Les ministres des Affaires étrangères de l'Union européenne (UE) se réunissent lundi et mardi à Luxembourg pour examiner les conséquences du rejet irlandais du Traité de Lisbonne.
Le vote "non" irlandais va également dominer le sommet de l'UE prévu jeudi et vendredi à Bruxelles.
Lors d'un référendum de jeudi, 53,4% des Irlandais ont rejeté le Traité de Lisbonne de l'UE dans l'impasse. Jusqu'ici, dix-huit pays membres de l'UE ont déjà approuvé le Traité.
Le Traité de Lisbonne a été signé par les chefs d'Etat et de gouvernement des pays membres de l'UE en décembre dernier à Lisbonne pour remplacer une Constitution de l'UE échouée. L'entrée en vigueur du Traité exige la ratification de l'ensemble des 27 Etats membres de l'UE. L'Irlande est le seul pays de l'UE à tenir un référendum sur le Traité.

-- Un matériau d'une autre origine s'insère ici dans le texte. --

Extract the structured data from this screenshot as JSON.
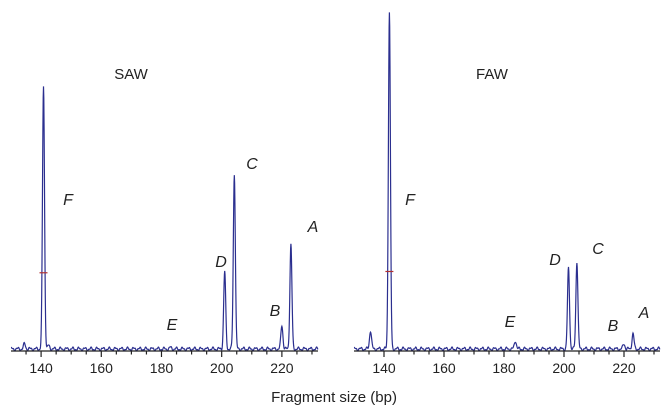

Le "non" irlandais a constitué un autre coup sérieux à l'UE après le rejet de la Constitution européenne par la France et les Pays-Bas lors de référendums en 2005. Le traité de Lisbonne a été conçu pour sauver la plus grande partie de la Constitution.
L'UE a refusé de déclarer la mort du Traité de Lisbonne et a espéré que le processus de ratification continuera dans le bloc.
Au sommet de l'UE, le Premier ministre irlandais Brian Cowen sera invité à offrir son avis sur les chances de la tenue d'un nouveau référendum. M. Cowen a déclaré dimanche qu'il n'y avait pas encore de solution à cette question.
"Il est beaucoup trop tôt pour présenter des solutions ou des propositions", a dit le ministre irlandais des Affaires étrangères Michael Martin à son arrivée lundi à Luxembourg pour participer à la réunion des ministres des A.E. de l'UE.
Le ministre slovène des Affaires étrangères Dimitrij Rupel, qui préside la réunion de deux jours des ministres des Affaires étrangères de l'UE a dit qu'il appartenait à Dublin de présenter une idée. "Je n'ai pas de solutions", a-t-il affirmé.
Le rejet irlandais retarderait presque certainement l'entrée en vigueur du traité, prévue par les dirigeants de l'UE le 1er janvier 2009, avant les nouvelles élections du Parlement européen.
Il semble que les dirigeants de l'UE souhaitent que tous les autres Etats membres de l'UE continuent de ratificier le traité pour que le processus se termine avant la fin de 2008. Puis l'Irlande ferait des concessions pour qu'un second référendum puisse se tenir comme ce qui s'est passé en 2001 avec le traité de Nice.
L'Irlande a rejeté le Traité de Nice en 2001 lors d'un référendum. Un deuxième vote a été un succès après que le traité eut été modifié de sorte que la neutralité militaire de l'Irlande soit garantie.
Des préoccupations existent encore qu'un second référendum pourrait se terminer par un nouveau échec, qui pourrait porter une humiliation aussi bien à l'Irlande et qu'à l'UE.
Lors de la session des ministres des A. E. de l'UE, les futures présidences française, tchèque et suédoise doivent également présenter leur projet de programme de 18 mois couvrant la période du deuxième semestre 2008 et à l'année 2009. Ce document porte sur les objectifs de l'UE à long terme ainsi que sur des questions devant être traitées au cours des 18 prochains mois.
Selon le plan prévu, les ministres doivent aussi examiner une série de questions internationales dont les Balkans occidentaux, le Moyen-Orient, l'Afrique, ainsi que l'Iran, le Myanmar, la Chine et Cuba.
En marge de la session, l'UE doit signer l'accord de stabilisation et d'association avec la Bosnie-Herzégovine, et tenir des conférence d'adhésion avec la la Turquie et la Croatie.